One of the things that wrankles me and that I desperately do not want to be guilty of is offering a trite Christian platitude when someone is suffering or when someone has received bad news. I don't want to be like Job's friends, although I am sure I have been guilty of that.

Today I learned of another friend who lost his job. His wife is one of my best friends. I tried to offer a word of hope through e-mail, but I know the rug has been pulled out from under them and they are flying through the air uncertain of when and how they will land and scared that they might be injured in the process. Is offering a word of hope trite and inconsiderate? Not necessarily. It depends what is said, how it is said, and when it is said.

I've been poor by American standards most of my life. I know what it is like not to have food, not to have heat, and receive nothing for Christmas. Believe me, I know even then I was rich compared to most of the world. But it seemed like the continual crises my family endured were crises of not having money.

And so most of my life, I've been on my knees crying out to God for financial provision. And boy has he pulled some doozies of provision. I mean whoppers. Does that mean that I always had Christmas gifts and was never cold in the dead of winter? No. But God financially provided through others and once even through my own mistake with the IRS, a mistake that was to me and Shawn's advantage, a mistake that the IRS caught on our taxes. I guess we overpaid (I had filled out the form). The fact that someone at the IRS did their job and refunded us the money a few days before we had to move, when we were sweating bullets and trying to trust God and figure out how we were going to pay for gas to drive up to New York, wondering how we were going to have groceries for the first few weeks since I didn't have a job and Shawn's university stipend wouldn't kick in for a month, was amazing. It was God. He provided the money we needed to move to New York after we had put down all our money for a deposit and our first month's rent. And I could go on. Really, I could recount his wonderous provisions, the list continues to grow.

I'd like to say to my friend, God is going to show you he is trustworthy through this. I am not sure that now is the time though. Because is that really what she wants to hear? It's only in looking back that I recount God's faithfulness. It was hard for me to trust in the midst of difficulties. Sometimes I did better than others. But God was definitely faithful.

Honestly, how often do we want to learn such lessons of trust? We'd rather that God left our spouses with us, that our children didn't die, that we didn't lose the job, that our child did not rebel, that our family member  was not mentally ill. Of course! Jesus sweat tears of blood and asked the Father to remove the cup of the cross from him.
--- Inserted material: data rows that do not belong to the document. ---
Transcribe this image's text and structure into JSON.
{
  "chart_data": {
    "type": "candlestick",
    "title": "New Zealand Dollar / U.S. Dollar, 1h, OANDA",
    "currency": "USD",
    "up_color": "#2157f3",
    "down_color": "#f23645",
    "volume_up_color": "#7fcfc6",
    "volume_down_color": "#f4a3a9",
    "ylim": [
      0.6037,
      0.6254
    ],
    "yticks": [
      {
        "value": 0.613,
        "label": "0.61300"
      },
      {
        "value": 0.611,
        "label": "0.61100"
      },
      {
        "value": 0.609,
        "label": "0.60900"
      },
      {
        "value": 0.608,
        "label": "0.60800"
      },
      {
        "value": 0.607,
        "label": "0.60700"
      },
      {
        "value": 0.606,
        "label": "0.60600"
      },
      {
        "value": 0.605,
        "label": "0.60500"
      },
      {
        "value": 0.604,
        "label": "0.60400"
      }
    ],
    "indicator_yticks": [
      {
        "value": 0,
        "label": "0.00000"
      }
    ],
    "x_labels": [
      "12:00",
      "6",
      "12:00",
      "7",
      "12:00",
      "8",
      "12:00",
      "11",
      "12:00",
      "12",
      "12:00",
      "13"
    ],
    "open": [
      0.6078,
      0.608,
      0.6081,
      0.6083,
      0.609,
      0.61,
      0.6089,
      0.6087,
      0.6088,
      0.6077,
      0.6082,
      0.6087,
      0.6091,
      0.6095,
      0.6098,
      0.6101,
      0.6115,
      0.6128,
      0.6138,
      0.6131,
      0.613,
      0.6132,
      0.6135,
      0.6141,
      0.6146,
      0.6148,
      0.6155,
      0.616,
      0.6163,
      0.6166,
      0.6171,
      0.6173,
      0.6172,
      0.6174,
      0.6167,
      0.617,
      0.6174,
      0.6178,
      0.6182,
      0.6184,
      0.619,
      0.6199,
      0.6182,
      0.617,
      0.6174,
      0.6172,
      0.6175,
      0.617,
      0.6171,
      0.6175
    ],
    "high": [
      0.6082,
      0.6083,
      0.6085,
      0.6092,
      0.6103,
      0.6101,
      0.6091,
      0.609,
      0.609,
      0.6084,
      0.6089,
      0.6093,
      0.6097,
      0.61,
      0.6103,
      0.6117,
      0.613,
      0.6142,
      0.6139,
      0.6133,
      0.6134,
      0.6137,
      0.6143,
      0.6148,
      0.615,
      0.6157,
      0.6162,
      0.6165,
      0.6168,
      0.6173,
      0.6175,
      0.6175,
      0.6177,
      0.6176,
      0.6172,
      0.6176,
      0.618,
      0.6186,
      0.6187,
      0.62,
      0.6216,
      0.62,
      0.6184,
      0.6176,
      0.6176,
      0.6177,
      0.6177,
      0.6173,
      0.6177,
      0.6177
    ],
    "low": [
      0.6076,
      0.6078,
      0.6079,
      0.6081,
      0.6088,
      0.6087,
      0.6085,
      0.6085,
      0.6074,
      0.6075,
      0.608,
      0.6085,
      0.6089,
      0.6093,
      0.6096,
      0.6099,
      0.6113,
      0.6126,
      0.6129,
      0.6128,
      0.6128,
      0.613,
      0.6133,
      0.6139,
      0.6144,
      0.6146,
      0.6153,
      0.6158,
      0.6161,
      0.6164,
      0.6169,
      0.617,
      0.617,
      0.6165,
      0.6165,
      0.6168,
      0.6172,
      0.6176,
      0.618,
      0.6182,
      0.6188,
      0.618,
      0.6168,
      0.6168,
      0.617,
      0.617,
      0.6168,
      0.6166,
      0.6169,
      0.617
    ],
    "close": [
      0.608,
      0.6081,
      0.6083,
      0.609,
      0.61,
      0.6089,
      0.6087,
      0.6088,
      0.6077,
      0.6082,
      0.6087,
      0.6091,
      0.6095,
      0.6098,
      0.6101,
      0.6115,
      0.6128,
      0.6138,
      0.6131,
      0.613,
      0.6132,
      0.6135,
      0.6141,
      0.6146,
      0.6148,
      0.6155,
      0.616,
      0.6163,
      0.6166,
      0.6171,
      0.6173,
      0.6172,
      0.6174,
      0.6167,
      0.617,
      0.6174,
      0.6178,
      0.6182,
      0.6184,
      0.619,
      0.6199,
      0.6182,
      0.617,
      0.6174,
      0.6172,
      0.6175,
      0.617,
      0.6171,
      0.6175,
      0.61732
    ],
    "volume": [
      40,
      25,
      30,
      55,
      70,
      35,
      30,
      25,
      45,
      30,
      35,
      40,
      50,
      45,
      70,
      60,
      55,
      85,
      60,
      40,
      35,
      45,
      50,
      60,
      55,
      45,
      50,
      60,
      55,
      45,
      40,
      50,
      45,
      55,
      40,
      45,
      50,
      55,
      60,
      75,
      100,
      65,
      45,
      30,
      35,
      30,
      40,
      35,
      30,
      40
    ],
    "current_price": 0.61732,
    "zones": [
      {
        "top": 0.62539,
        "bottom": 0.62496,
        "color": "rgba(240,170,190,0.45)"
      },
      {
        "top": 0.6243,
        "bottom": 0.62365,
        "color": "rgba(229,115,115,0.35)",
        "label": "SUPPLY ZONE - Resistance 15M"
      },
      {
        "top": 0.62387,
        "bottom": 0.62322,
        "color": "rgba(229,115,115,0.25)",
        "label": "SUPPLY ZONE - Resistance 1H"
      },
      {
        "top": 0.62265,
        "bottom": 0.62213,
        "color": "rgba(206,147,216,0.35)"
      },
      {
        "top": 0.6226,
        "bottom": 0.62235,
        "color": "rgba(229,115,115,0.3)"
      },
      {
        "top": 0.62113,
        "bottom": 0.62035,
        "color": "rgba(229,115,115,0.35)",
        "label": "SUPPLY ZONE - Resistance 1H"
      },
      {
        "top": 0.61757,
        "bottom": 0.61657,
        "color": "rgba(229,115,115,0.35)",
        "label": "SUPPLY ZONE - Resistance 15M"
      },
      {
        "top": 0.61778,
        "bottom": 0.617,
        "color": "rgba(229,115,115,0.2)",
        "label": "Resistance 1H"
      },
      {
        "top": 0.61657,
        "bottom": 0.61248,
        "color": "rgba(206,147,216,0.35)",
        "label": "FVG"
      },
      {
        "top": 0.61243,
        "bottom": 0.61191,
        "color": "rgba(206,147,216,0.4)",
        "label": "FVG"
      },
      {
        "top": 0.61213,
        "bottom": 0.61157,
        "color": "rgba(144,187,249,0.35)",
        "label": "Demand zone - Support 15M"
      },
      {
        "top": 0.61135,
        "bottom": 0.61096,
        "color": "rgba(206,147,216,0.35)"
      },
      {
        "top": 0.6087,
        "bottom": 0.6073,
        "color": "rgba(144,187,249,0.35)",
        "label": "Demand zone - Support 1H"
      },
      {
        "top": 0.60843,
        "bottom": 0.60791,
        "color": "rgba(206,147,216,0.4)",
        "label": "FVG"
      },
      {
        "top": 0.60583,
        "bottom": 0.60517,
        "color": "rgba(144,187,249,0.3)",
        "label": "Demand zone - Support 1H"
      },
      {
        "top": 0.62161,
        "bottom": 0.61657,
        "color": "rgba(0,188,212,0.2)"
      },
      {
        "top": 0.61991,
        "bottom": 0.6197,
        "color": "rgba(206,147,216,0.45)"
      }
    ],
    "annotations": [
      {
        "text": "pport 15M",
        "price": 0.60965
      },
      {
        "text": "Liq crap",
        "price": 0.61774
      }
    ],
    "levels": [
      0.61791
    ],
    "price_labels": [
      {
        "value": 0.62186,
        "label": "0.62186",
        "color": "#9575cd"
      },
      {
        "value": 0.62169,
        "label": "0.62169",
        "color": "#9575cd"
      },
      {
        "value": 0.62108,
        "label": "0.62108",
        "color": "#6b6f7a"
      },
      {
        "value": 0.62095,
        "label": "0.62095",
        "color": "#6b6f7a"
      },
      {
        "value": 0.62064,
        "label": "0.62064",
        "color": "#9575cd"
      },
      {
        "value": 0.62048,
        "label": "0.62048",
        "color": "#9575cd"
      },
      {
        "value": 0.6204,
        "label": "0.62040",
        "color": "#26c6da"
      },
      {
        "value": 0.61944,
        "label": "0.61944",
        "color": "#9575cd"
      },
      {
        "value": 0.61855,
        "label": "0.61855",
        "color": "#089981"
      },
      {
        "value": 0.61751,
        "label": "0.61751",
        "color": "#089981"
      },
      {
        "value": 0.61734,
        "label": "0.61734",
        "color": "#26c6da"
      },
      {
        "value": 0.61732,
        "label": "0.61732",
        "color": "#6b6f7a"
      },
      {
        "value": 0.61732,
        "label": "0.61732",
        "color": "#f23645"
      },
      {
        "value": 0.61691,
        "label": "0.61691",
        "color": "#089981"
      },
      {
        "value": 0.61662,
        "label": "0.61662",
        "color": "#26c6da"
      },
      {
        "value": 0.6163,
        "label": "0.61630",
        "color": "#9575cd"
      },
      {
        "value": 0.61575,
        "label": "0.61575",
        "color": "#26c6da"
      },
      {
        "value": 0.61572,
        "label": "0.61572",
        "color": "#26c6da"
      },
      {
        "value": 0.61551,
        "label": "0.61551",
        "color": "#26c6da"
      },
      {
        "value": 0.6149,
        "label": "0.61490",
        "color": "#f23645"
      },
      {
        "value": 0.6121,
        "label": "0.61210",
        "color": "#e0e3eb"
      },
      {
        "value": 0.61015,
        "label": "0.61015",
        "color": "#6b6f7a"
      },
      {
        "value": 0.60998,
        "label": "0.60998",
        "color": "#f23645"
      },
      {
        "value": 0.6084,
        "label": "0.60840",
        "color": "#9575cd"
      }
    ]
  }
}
But in the end, he bowed to the Father's will. And I don't think God allows these things merely to teach us lessons. We have a supernatural enemy. And suffeirng and difficulty are part of the fall, the problem of evil, painful and seemingly illogical.

No God doesn't allow evil and suffering just to teach us a lesson. I am not sure why he does. His ways are inexplicable. But somehow, he can use our tragedy and pain to form us. He forms us in the wilderness.